Autoridades ucranianas se encontrarão com membros da Polícia Civil do Rio de Janeiro (PCERJ) para discutir um tema preocupante: o envolvimento de criminosos brasileiros, associados a facções do Rio, em conflitos no Leste Europeu. O encontro está agendado para o próximo mês e busca abordar o intercâmbio de indivíduos que atuam no crime organizado e suas conexões com a guerra na Ucrânia.
Nos últimos meses, a cobertura policial no Rio de Janeiro tem mostrado uma nova dimensão, onde elementos de guerra moderna se tornaram comuns. Casos de uso de drones por grupos criminosos em ataques a facções rivais e autoridades têm se intensificado, lembrando a dinâmica de conflitos em regiões como Ucrânia, Sudão, Mali e Myanmar.

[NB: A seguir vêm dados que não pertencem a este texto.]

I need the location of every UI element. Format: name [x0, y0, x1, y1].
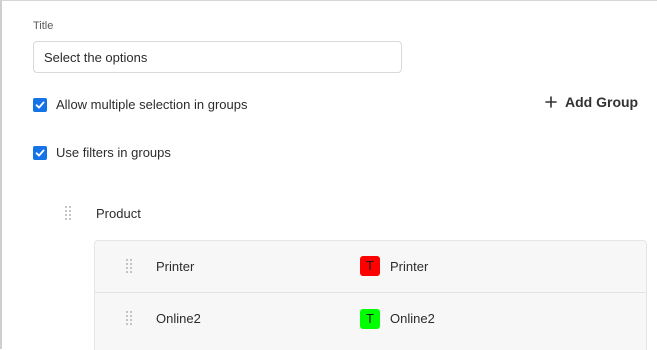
tag-badge: T	[360, 309, 380, 329]
add-group-button[interactable]: Add Group	[545, 94, 638, 110]
title-label: Title	[33, 20, 54, 32]
use-filters-option[interactable]: Use filters in groups	[33, 145, 171, 160]
allow-multiple-option[interactable]: Allow multiple selection in groups	[33, 97, 247, 112]
tag-label: Printer	[390, 259, 429, 274]
list-item[interactable]: Printer T Printer	[95, 241, 646, 292]
title-input[interactable]	[33, 41, 402, 73]
editor-panel: Title Allow multiple selection in groups…	[0, 0, 657, 350]
use-filters-checkbox[interactable]	[33, 145, 47, 160]
allow-multiple-label: Allow multiple selection in groups	[56, 97, 248, 112]
group-items-list: Printer T Printer Online2 T Online2	[94, 240, 647, 350]
drag-handle-icon[interactable]	[126, 259, 132, 273]
item-name: Online2	[156, 311, 201, 326]
drag-handle-icon[interactable]	[65, 206, 71, 220]
tag-label: Online2	[390, 311, 435, 326]
group-name: Product	[96, 206, 141, 221]
add-group-label: Add Group	[565, 94, 639, 110]
tag-badge: T	[360, 256, 380, 276]
checkmark-icon	[35, 101, 45, 108]
use-filters-label: Use filters in groups	[56, 145, 171, 160]
list-item[interactable]: Online2 T Online2	[95, 292, 646, 343]
allow-multiple-checkbox[interactable]	[33, 97, 47, 112]
plus-icon	[545, 96, 557, 108]
drag-handle-icon[interactable]	[126, 311, 132, 325]
checkmark-icon	[35, 149, 45, 156]
item-name: Printer	[156, 259, 195, 274]
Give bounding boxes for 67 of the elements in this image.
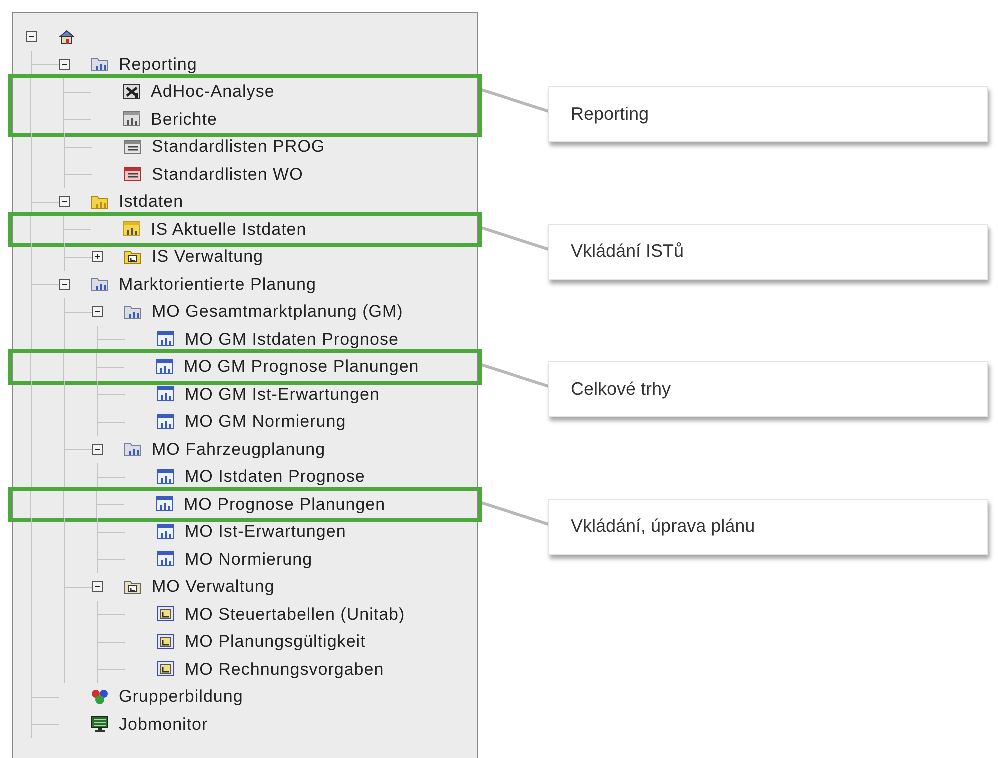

Em maio, a Subsecretaria de Inteligência do Estado do Rio de Janeiro (SSI) revelou que o Comando Vermelho (CV) estaria enviando membros para lutar na guerra da Ucrânia. Esses indivíduos, que se uniram às Forças Armadas ucranianas, tinham como objetivo adquirir experiência militar, para posteriormente repassá-la a aliados no Brasil.
O governo da Ucrânia impõe uma exigência rigorosa: os combatentes estrangeiros que desejam se juntar à luta contra a Rússia não devem ter antecedentes criminais. Isso leva as facções brasileiras a buscarem enviar apenas aqueles que possuem “ficha limpa”, a fim de garantir a adesão aos combates.
Interlocutores da diplomacia ucraniana têm destacado que a colaboração entre as autoridades da Ucrânia e do Brasil ainda é limitada. Diplomatas afirmam que, em muitos casos, Kiev não recebe informações do Brasil sobre criminosos que estariam se deslocando para o país, o que dificulta ações preventivas e de monitoramento.